UBS rescues Credit Suisse in deal brokered by Swiss government
PIEN HUANG, HOST:
We begin tonight's program by looking into the purchase of Swiss bank Credit Suisse by rival UBS. The emergency deal today cost about $3 billion, and it likely saved Credit Suisse from going bust. It comes just days after turmoil hit the banking market after the fall of Silicon Valley Bank. Here to talk more about the deal and what it means is NPR's Stacey Vanek Smith. Hey, Stacey.
STACEY VANEK SMITH, BYLINE: Hello.
HUANG: So how did all this start? Why did Credit Suisse find itself in crisis?
VANEK SMITH: Yeah. So Credit Suisse is Switzerland's second-largest bank. It's nearly 170 years old. It is considered one of the most important banks in the world. And it was basically on the brink of failure this weekend. I spoke with Mark Williams about this. He's a professor of finance at Boston University. He also used to work as a bank examiner for the Federal Reserve. And he said the failure of Silicon Valley Bank had investors and depositors feeling pretty panicky. And also, Credit Suisse has been troubled for a while. It's had a bunch of scandals and fines and reputational damage, that kind of thing. And so in this environment, with this crisis of confidence, people just started yanking billions of dollars out of Credit Suisse.
MARK WILLIAMS: Well, Credit Suisse was, 15 years ago, an incredibly strong and vibrant bank. And just over the last decade and a half, it's just made continual bad strategic decisions. Its deposit base has dwindled, its stock has fallen and it's just in bad shape. I'm convinced if this deal hadn't happened today, Credit Suisse would have gone bankruptcy.
VANEK SMITH: The Swiss government stepped in and helped to broker this deal where UBS, another Swiss bank, is buying Credit Suisse for about $3 billion. And that is a pretty good deal, actually. Credit Suisse is valued at around $8 billion.

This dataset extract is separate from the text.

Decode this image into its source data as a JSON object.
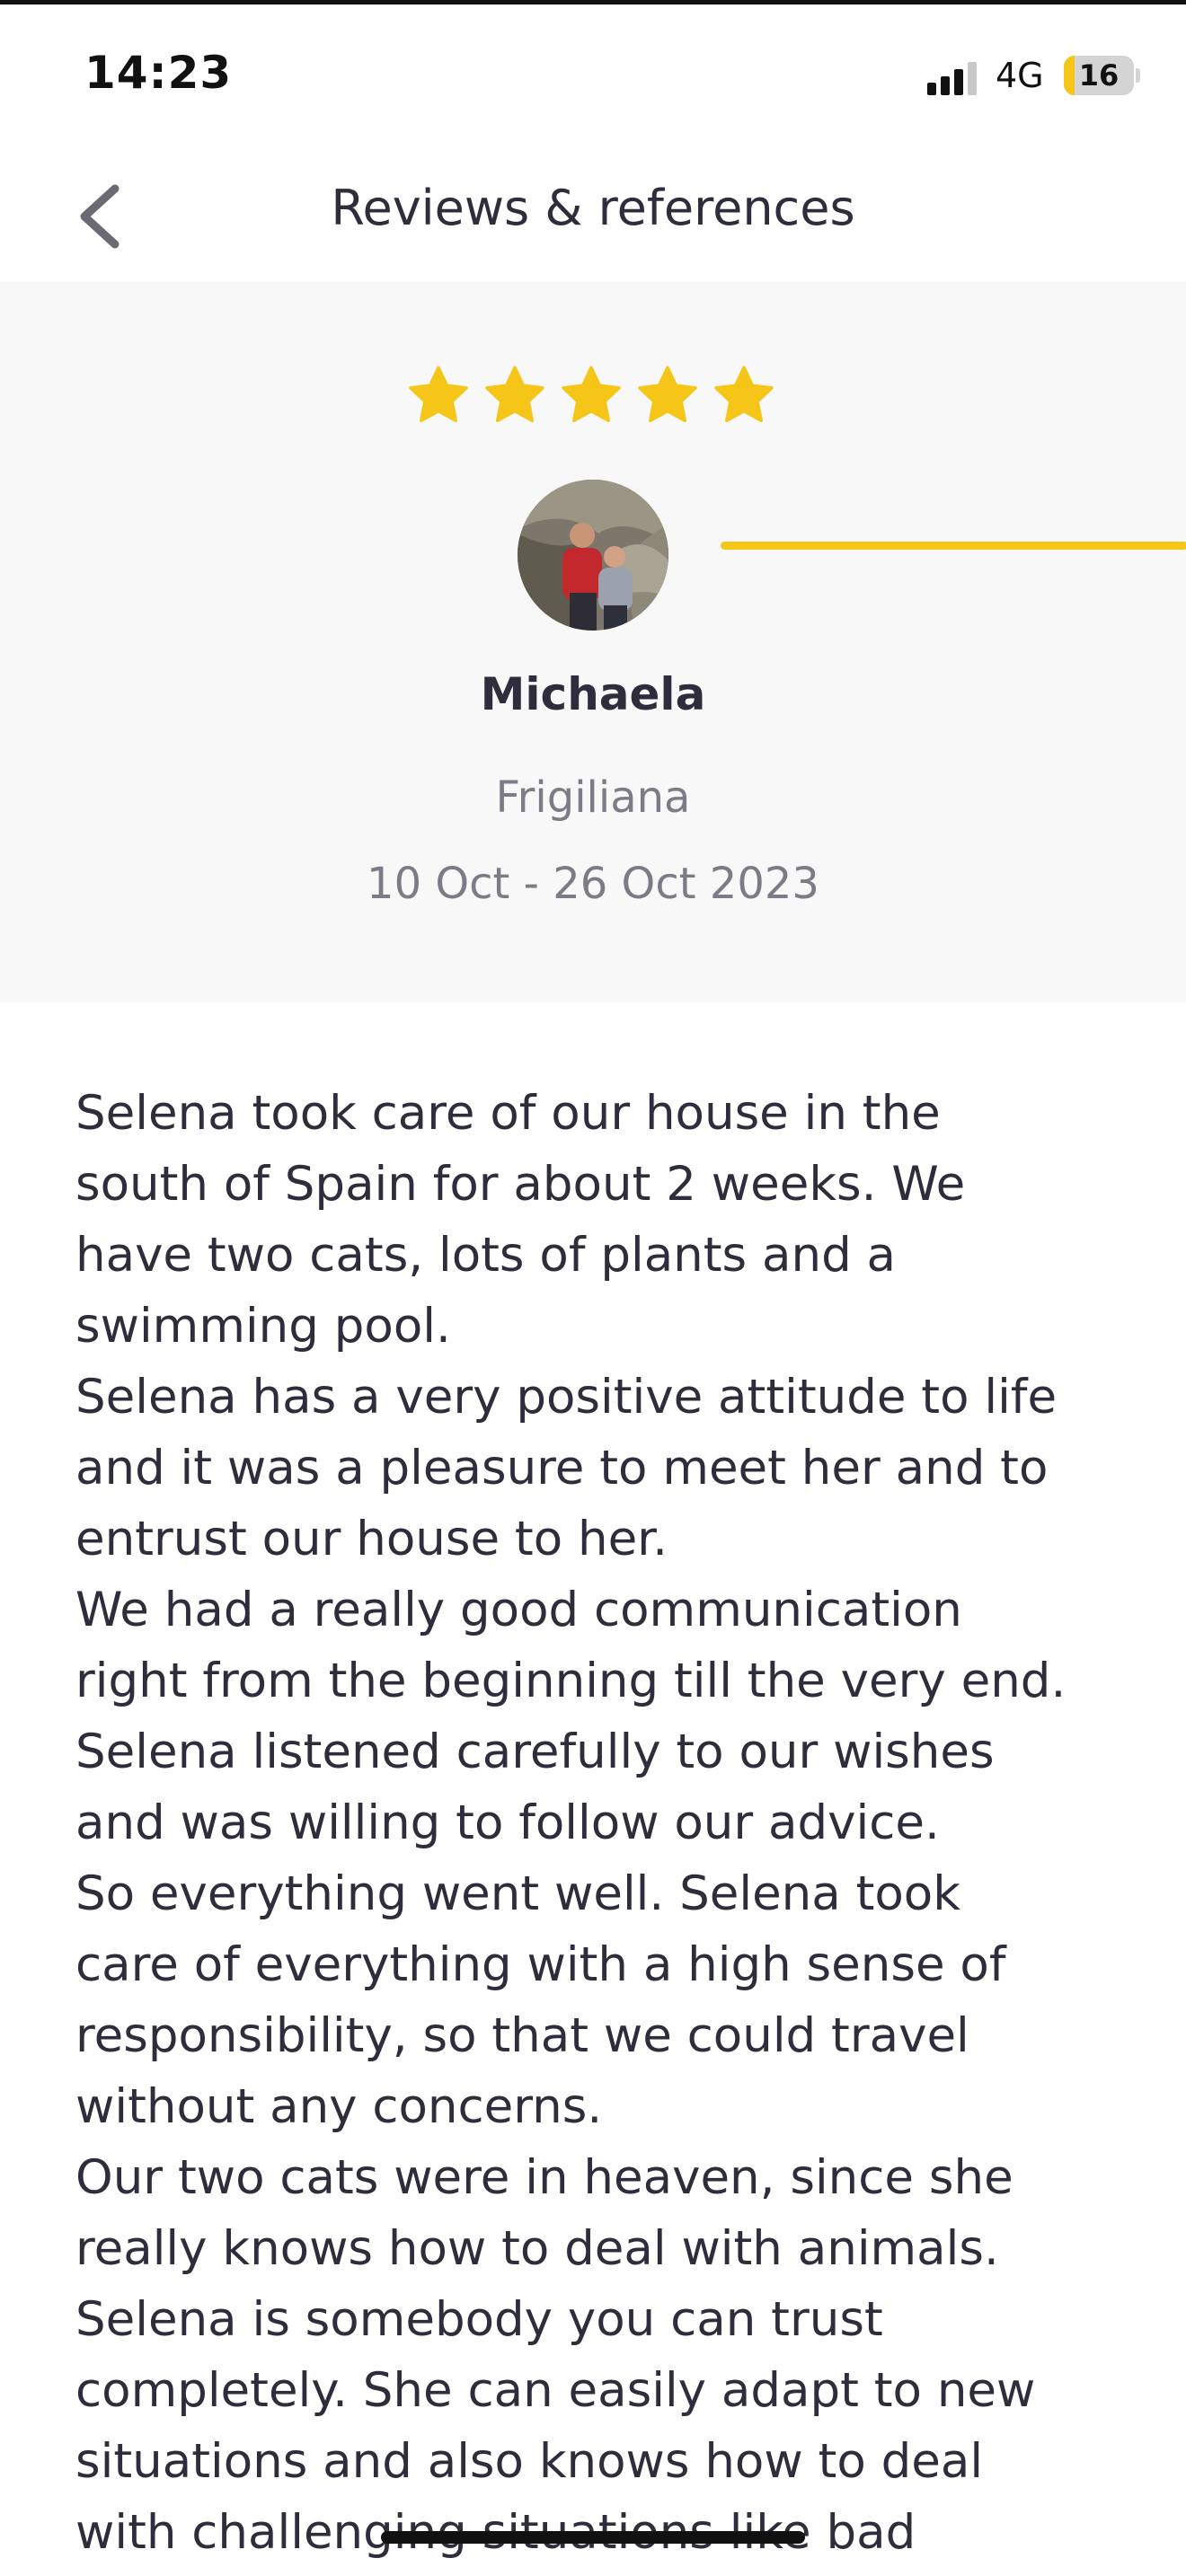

HUANG: Well, Stacey, why did the government step in here and why this emergency deal on a Sunday?
VANEK SMITH: Yeah, so a couple of reasons. First - because letting Credit Suisse fail would have been pretty catastrophic. It's actually twice the size of Silicon Valley Bank. It is a huge bank. It's also considered pretty systemically important, meaning that there's a worry that if Credit Suisse failed, it could really destabilize the whole global banking system. People might really panic. And that is what no government in the world wants right now. In fact, in a press conference this afternoon, the Swiss president said that this deal was vital to the stability of the global banking system.
HUANG: I think this is giving people a lot of throwback feelings to the last financial crisis - all the bailouts and government-assisted buyouts. You know, is there a risk of contagion here? And, you know, is that what's happening right now?

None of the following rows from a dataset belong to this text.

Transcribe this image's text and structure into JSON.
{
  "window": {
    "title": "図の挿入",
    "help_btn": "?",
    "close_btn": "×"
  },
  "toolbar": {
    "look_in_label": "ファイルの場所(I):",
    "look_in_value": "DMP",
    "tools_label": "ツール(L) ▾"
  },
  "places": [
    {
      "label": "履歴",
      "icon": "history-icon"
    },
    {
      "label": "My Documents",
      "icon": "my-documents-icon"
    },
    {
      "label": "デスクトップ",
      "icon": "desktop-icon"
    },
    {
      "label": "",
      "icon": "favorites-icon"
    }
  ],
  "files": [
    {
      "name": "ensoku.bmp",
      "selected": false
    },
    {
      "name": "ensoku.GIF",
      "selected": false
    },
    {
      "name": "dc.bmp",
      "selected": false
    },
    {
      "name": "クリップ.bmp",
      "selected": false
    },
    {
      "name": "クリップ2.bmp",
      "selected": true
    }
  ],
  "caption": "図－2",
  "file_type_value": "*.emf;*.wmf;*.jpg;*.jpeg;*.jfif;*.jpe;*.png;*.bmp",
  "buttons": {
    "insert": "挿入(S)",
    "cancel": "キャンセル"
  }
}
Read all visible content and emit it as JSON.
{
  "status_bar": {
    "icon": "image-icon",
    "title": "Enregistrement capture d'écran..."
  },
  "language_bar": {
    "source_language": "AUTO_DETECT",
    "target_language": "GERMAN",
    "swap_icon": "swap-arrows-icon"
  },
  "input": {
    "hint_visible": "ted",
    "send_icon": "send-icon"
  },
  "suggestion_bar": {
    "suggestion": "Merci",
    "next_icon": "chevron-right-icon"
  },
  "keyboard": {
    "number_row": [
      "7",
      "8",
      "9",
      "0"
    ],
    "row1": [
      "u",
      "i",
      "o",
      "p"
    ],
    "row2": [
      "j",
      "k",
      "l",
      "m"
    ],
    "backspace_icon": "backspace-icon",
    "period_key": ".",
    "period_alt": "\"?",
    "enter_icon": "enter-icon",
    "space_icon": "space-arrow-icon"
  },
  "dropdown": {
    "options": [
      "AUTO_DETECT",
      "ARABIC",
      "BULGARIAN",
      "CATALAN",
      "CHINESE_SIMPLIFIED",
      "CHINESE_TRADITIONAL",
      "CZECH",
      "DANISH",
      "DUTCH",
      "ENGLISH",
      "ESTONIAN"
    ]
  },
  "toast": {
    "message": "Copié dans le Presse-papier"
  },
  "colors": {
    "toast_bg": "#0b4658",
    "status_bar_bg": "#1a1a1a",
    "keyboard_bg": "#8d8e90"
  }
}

VANEK SMITH: Yeah. I think that is the question on everybody's mind. I think that's what everybody's worried about. I actually - I asked Mark Williams about this. He said this kind of thing, the failure of a bank like Credit Suisse, is exactly the kind of thing that could spark a full-on banking crisis. He saw this weekend really as a tipping point.
WILLIAMS: Banks themselves are a canary. They represent the economic strength of that country. So when you see big names, such as Credit Suisse, on the ropes, and if they're not rescued, then that can be a global contagion.

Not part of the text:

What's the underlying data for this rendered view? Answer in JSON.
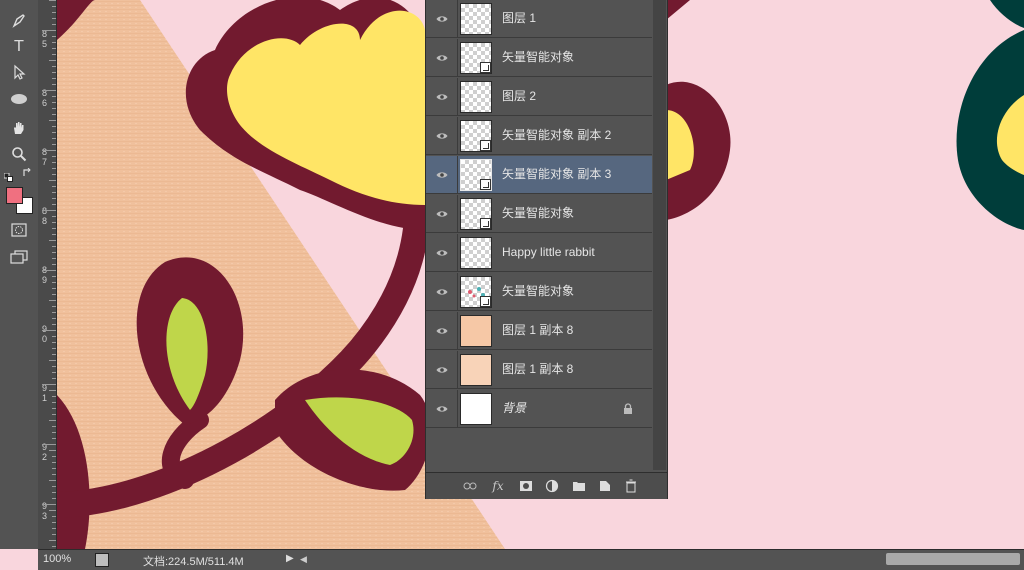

VANEK SMITH: So Williams says that is why this government-assisted buyout on a Sunday was so important, because it sends this message out that banks will not fail, that governments won't let them.
HUANG: And quickly for us, Stacey, what does this mean for UBS?
VANEK SMITH: I mean, it's a good deal for them. They're basically buying a rival bank at a fire sale price, but they're also taking on some not-so-great baggage with Credit Suisse. In fact, the Swiss central bank kind of sweetened the pot, offering UBS $100 billion to help close this deal.
HUANG: That was NPR's Stacey Vanek Smith. Stacey, thanks so much for sharing your reporting with us.